Jorge de la Rosa will be 30 years old in 2011 and it's perfectly fair to say he's had his shot to establish himself as a pitcher deserving of a long-term deal. At this point, what you see is more or less what you get. Some combination of health, walks, and homers has prevented him from being an elite pitcher every single year except for (and arguably) 2009. To justify handing him a five-year contract a team would have to expect him to repeat his 2009 performance each year well into his mid-30's. Doing so would more than likely be a mistake.

Assuming a team does do the ill-advised and offer Jorge de la Rosa a three year deal (as the Rockies indicated they might), just how much should they offer him? CHONE projected him to be a 3.2-win pitcher in 2010, he ended up being a 1.7-win pitcher. Using the 2/3 last year's projections, 1/3 last year's actual results formula, we'll call him a 2.7-win pitcher for the 2011 season. Using a -0.5 win/year aging factor, a deal of 3-years, $28.5 million seems like a fair contract.

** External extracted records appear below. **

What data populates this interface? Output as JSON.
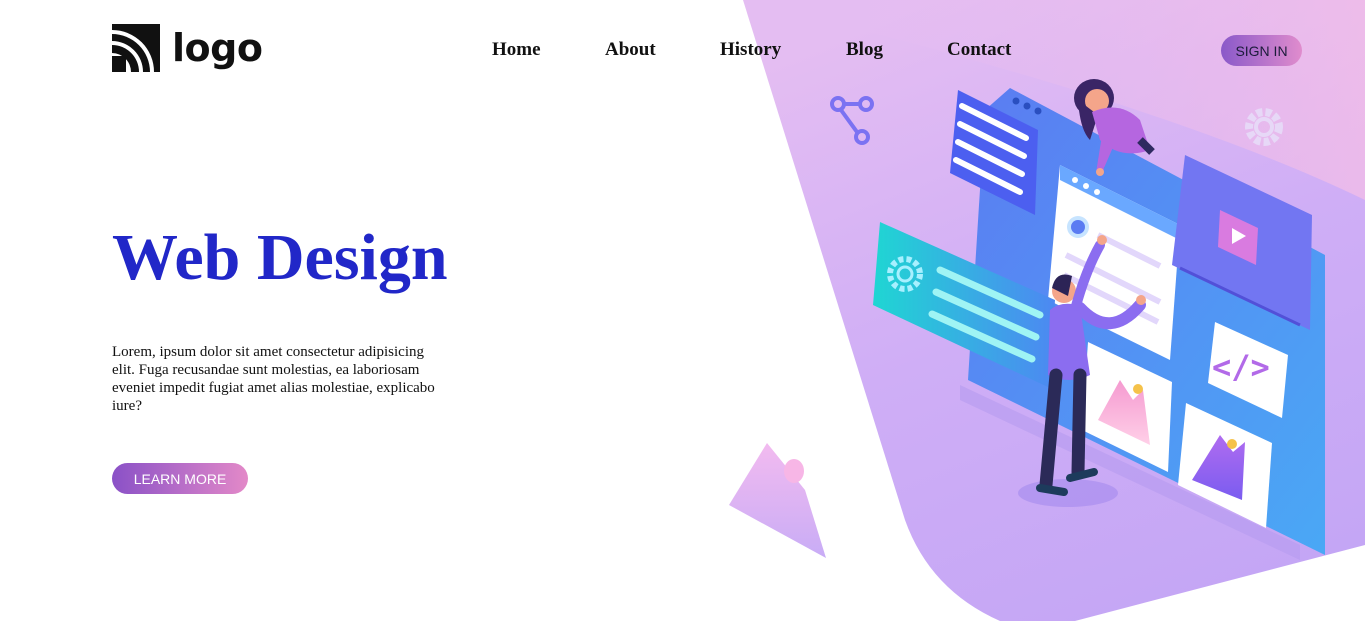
{
  "brand": {
    "logo_text": "logo"
  },
  "nav": {
    "items": [
      {
        "label": "Home"
      },
      {
        "label": "About"
      },
      {
        "label": "History"
      },
      {
        "label": "Blog"
      },
      {
        "label": "Contact"
      }
    ]
  },
  "header": {
    "signin_label": "SIGN IN"
  },
  "hero": {
    "title": "Web Design",
    "description": "Lorem, ipsum dolor sit amet consectetur adipisicing elit. Fuga recusandae sunt molestias, ea laboriosam eveniet impedit fugiat amet alias molestiae, explicabo iure?",
    "cta_label": "LEARN MORE"
  },
  "illustration": {
    "code_symbol": "</>"
  },
  "colors": {
    "title": "#2127c8",
    "gradient_start": "#8a51c7",
    "gradient_end": "#e389c8",
    "panel_blue": "#4f7ef0",
    "background_lavender": "#c9a8f3"
  },
  "icons": [
    "logo-mark-icon",
    "share-icon",
    "gear-icon",
    "code-icon",
    "image-icon",
    "play-icon"
  ]
}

The proposed deal mirrors that which Randy Wolf signed about a year ago. Wolf was two years older, but he was also coming off back-to-back healthy and effective seasons, something Jorge de la Rosa is yet to do. De la Rosa makes sense for a team that either a) needs for a gamble to pay off in order to become contenders or b) desperately needs pitching, preferably both. The team that previously employed him (the Colorado Rockies) do make some sense, but the Mets seem like the ideal fit, given the diminished financial hit they'd take if De la Rosa were to flop. I'll be looking for Sandy Alderson (who is rumored to be targeting mid-tier players) to kick the tires on Jorge de la Rosa in the coming weeks.